Im Mahayana können wir durchaus für das Heil anderer beten. Ebenso kann man um Hilfe bitten. Aber wie ich auch schon von Christen gehört habe, es hilft einen, den Blick, seine Geisteshaltung zu verändern, frei nach dem Motto "Hilf Dir selbst, dann hilft Dir Gott." Ich selbst erlebe das als äußerst effektiv, wobei ich offen lasse, ob da nicht doch wer "von außen" seine Hände im Spiel hat. Ja, und dann gibt es noch die Übertragung … Wer diese Erfahrung nicht selbst gemacht hat, der wird das wahrscheinlich nicht verstehen. Es darf nur nicht so interpretiert werden, als ob es eine Teleportation sei ("Ich übertrage die Armbanduhr auf meiner Linken kraft meiner Gedanken auf Deine Linke"). Aber ein guter Lehrer findet offensichtlich bei seinem Schüler im richtigen Moment die richtigen Worte und - Zack! die Tür geht auf. Das ist schon mehr als die Wirkung eines gelungenen Vortrags.

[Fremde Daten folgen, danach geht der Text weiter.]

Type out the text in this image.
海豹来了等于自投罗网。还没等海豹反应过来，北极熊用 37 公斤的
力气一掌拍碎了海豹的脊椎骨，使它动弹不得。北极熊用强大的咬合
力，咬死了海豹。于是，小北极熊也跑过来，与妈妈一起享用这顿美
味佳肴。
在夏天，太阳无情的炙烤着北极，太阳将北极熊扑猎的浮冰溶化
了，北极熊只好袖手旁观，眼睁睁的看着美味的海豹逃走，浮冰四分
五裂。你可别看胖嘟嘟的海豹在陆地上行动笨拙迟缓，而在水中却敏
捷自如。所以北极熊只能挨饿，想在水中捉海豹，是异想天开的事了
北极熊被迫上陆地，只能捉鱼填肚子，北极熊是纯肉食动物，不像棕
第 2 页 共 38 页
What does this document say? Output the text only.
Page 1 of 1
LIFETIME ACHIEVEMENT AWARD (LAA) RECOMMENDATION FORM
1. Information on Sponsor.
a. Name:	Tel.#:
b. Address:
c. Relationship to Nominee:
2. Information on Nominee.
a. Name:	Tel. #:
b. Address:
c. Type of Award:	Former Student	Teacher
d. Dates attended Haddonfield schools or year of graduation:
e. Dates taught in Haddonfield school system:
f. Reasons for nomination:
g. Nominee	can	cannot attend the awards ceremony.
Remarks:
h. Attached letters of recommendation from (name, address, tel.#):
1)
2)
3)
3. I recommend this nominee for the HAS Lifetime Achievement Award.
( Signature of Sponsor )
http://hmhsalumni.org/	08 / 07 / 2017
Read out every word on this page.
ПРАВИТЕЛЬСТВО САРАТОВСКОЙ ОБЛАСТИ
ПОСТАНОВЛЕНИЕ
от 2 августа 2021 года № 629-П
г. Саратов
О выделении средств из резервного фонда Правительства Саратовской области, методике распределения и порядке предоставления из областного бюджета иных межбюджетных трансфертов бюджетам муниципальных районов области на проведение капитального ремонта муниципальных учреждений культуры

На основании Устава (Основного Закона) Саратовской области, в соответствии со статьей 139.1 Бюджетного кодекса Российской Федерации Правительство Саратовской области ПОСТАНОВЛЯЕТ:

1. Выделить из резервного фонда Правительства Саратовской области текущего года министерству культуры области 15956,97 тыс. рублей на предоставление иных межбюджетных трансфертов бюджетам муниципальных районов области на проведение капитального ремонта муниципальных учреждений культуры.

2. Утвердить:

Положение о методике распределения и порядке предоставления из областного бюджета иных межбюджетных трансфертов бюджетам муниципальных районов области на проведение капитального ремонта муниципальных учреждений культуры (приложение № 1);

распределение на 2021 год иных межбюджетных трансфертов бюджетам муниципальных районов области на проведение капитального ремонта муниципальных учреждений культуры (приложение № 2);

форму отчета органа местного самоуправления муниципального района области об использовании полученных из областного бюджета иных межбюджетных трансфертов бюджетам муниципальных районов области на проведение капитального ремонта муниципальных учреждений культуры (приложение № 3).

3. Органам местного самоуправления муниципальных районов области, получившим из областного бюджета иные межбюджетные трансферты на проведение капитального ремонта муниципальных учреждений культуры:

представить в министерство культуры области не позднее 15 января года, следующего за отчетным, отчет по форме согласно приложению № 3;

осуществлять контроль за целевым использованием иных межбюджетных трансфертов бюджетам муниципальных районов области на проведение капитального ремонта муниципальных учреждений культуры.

ZitatKonkrete Hilfe wie ein Stück Brot für einen Hungernden ist zwar gut, aber nichts im Vergleich zu einer Belehrung eines Buddhas.
So heißt es, ja. Ich selbst betrachte jedoch das Stück Brot als die "fleischgewordene Lehre des Buddha". Buddha hob eine Blume in die Höhe, wir können das Brot reichen. Das eine ist vom anderen nicht unterscheidbar in meinen Augen.